In a new paper, called How to Detect Fake Anything in a Zero Trust World, Litan argues that a mix of technology and human intelligence can beat back this problem of fake everything. But only if someone — consumers? government regulators? corporations? — is willing to pay the price. I spoke with her recently: You can listen to our conversation at the link below.
A few highlights from our talk:
Imagine being able to scan a barcode on a piece of salmon at the supermarket and being able to see the fish’s journey from the river where it was caught, to the port where it was dropped off, to the plane that took it to your city, to the truck that took it to your store. That’s the promise of blockchain, which could help consumers decide they prefer fish caught from a specific place. They could also demand it be caught in a certain way, and report fraud or mislabeled products. Litan gets most fired up talking about fake Olive Oil. She thinks blockchain public audit trails could help stop that, too.
Using these tools to cast a wider net — pun intended — Litan thinks tech could help consumers/citizens regain the grasp of reality they are losing. Fake news and fake cures have been a problem for years, but the Covid-19 pandemic has brought the issue into sharp relief.
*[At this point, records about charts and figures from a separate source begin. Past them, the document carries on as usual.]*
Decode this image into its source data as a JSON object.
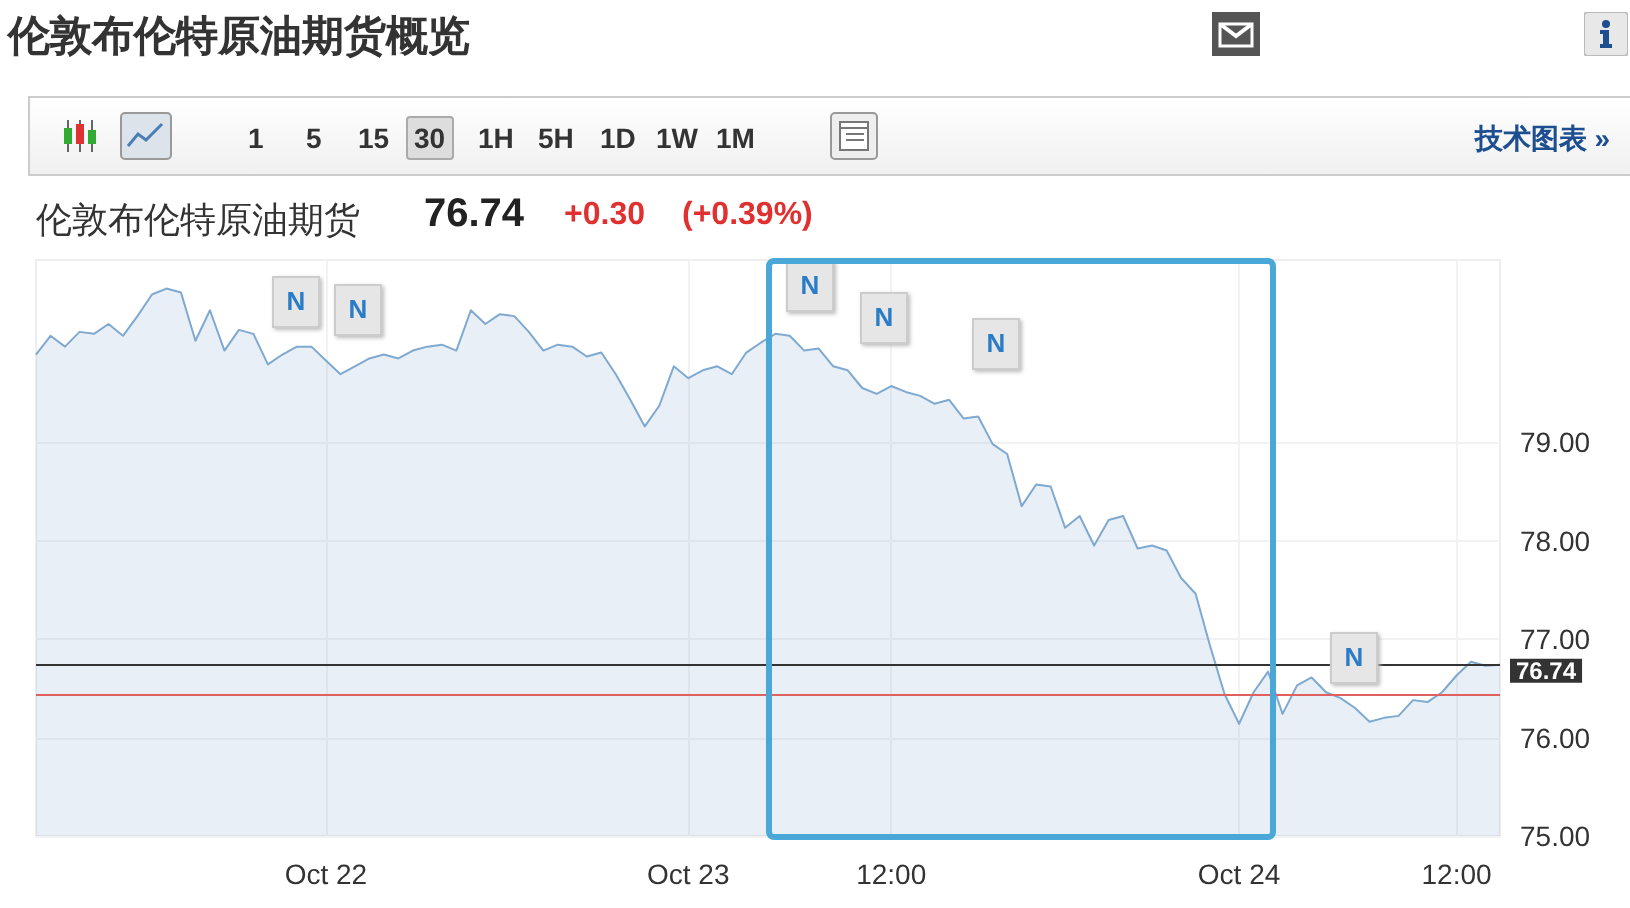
{
  "chart_data": {
    "type": "area",
    "title": "伦敦布伦特原油期货概览",
    "subtitle": "伦敦布伦特原油期货",
    "annotations": [
      "76.74",
      "+0.30",
      "(+0.39%)",
      "15",
      "1",
      "5",
      "30",
      "1H",
      "5H",
      "1D",
      "1W",
      "1M",
      "技术图表 »",
      "N",
      "N",
      "N",
      "N",
      "N",
      "N"
    ],
    "categories": [
      null,
      null,
      null,
      null,
      null,
      null,
      null,
      null,
      null,
      null,
      null,
      null,
      null,
      null,
      null,
      null,
      null,
      null,
      null,
      null,
      "Oct 22",
      null,
      null,
      null,
      null,
      null,
      null,
      null,
      null,
      null,
      null,
      null,
      null,
      null,
      null,
      null,
      null,
      null,
      null,
      null,
      null,
      null,
      null,
      null,
      null,
      "Oct 23",
      null,
      null,
      null,
      null,
      null,
      null,
      null,
      null,
      null,
      null,
      null,
      null,
      null,
      "12:00",
      null,
      null,
      null,
      null,
      null,
      null,
      null,
      null,
      null,
      null,
      null,
      null,
      null,
      null,
      null,
      null,
      null,
      null,
      null,
      null,
      null,
      null,
      null,
      "Oct 24",
      null,
      null,
      null,
      null,
      null,
      null,
      null,
      null,
      null,
      null,
      null,
      null,
      null,
      null,
      "12:00",
      null,
      null,
      null
    ],
    "series": [
      {
        "color": "#7fa9d0",
        "values": [
          79.89,
          80.08,
          79.97,
          80.12,
          80.1,
          80.2,
          80.08,
          80.28,
          80.5,
          80.56,
          80.52,
          80.03,
          80.34,
          79.93,
          80.14,
          80.1,
          79.79,
          79.89,
          79.97,
          79.97,
          79.83,
          79.69,
          79.77,
          79.85,
          79.89,
          79.85,
          79.93,
          79.97,
          79.99,
          79.93,
          80.34,
          80.2,
          80.3,
          80.28,
          80.12,
          79.93,
          79.99,
          79.97,
          79.87,
          79.91,
          79.69,
          79.43,
          79.16,
          79.37,
          79.77,
          79.65,
          79.73,
          79.77,
          79.69,
          79.91,
          80.01,
          80.1,
          80.08,
          79.93,
          79.95,
          79.77,
          79.73,
          79.55,
          79.49,
          79.57,
          79.51,
          79.47,
          79.39,
          79.43,
          79.24,
          79.26,
          78.98,
          78.88,
          78.35,
          78.57,
          78.55,
          78.13,
          78.25,
          77.95,
          78.21,
          78.25,
          77.92,
          77.95,
          77.9,
          77.62,
          77.46,
          76.93,
          76.44,
          76.14,
          76.46,
          76.67,
          76.24,
          76.53,
          76.61,
          76.46,
          76.4,
          76.3,
          76.16,
          76.2,
          76.22,
          76.38,
          76.36,
          76.46,
          76.63,
          76.77,
          76.73,
          76.74
        ]
      }
    ],
    "ylim": [
      75,
      80.85
    ],
    "yticks": [
      {
        "value": 75,
        "label": "75.00"
      },
      {
        "value": 76,
        "label": "76.00"
      },
      {
        "value": 77,
        "label": "77.00"
      },
      {
        "value": 78,
        "label": "78.00"
      },
      {
        "value": 79,
        "label": "79.00"
      }
    ],
    "ref_lines": [
      {
        "axis": "y",
        "value": 76.74,
        "label": "76.74",
        "color": "#333333"
      },
      {
        "axis": "y",
        "value": 76.44,
        "color": "#e06060"
      }
    ],
    "grid": true,
    "marker": "none"
  }
}
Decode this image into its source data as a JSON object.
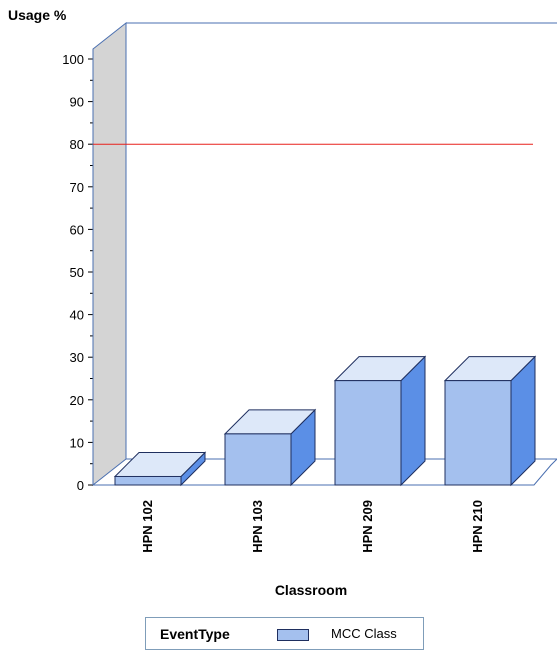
{
  "chart_data": {
    "type": "bar",
    "title": "",
    "ylabel": "Usage %",
    "xlabel": "Classroom",
    "categories": [
      "HPN 102",
      "HPN 103",
      "HPN 209",
      "HPN 210"
    ],
    "series": [
      {
        "name": "MCC Class",
        "values": [
          2,
          12,
          24.5,
          24.5
        ]
      }
    ],
    "ylim": [
      0,
      100
    ],
    "yticks": [
      "0",
      "10",
      "20",
      "30",
      "40",
      "50",
      "60",
      "70",
      "80",
      "90",
      "100"
    ],
    "reference_line": {
      "value": 80,
      "color": "#e8201b"
    },
    "grid": false,
    "three_d": true,
    "legend": {
      "title": "EventType",
      "placement": "bottom"
    },
    "colors": {
      "bar_front": "#a4c0ee",
      "bar_top": "#dde8f9",
      "bar_side": "#5b8fe6",
      "bar_outline": "#1f2f5f",
      "left_wall": "#d4d4d4",
      "frame": "#4a6fb0"
    }
  }
}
“The hope is there is no shortage of innovation in this space,” she tells me. “The problem is (companies) won’t do it unless (consumers) pay a premium.”
Litan is perhaps the media’s most-quoted expert on credit card fraud and identity theft, dating back to the early years of credit card database hacking and the rise of fraud-fighting software. She sees some parallels between the race for banks and retailers to stop credit card hacking — which costs the companies billions — and their relative indifference to identity theft — in which consumers bear a lot of the cost.
But the rise of fake everything, and the collapse of trust worldwide, is a far bigger problem. I’ve started calling it the trust market crash. It’s an enormous challenge in a world of commerce that’s built on trust.
Innovation will be critical, she said, because government regulators — well-intentioned as they may be — won’t be able to keep up.
“The world is moving way too fast for our political systems,” she said. Current solutions fall far short. What is an Italian olive oil consumer to do, outside of grow their own olives, Litan joked. “Hopefully the technology will evolve where you have the solutions at your fingertips.”
Her paper offers the “Gartner Model for Truth Assessment,” with different blended technology and human solutions for the problem of fake. But much more needs to be done.
“The best hope is a consumer revolution,” she said. “We’ve had enough of this fake news, (people) shoving all this fake stuff down our throats.”
Avivah has posted a short blog entry about her paper. The paper itself is behind Gartner’s paywall.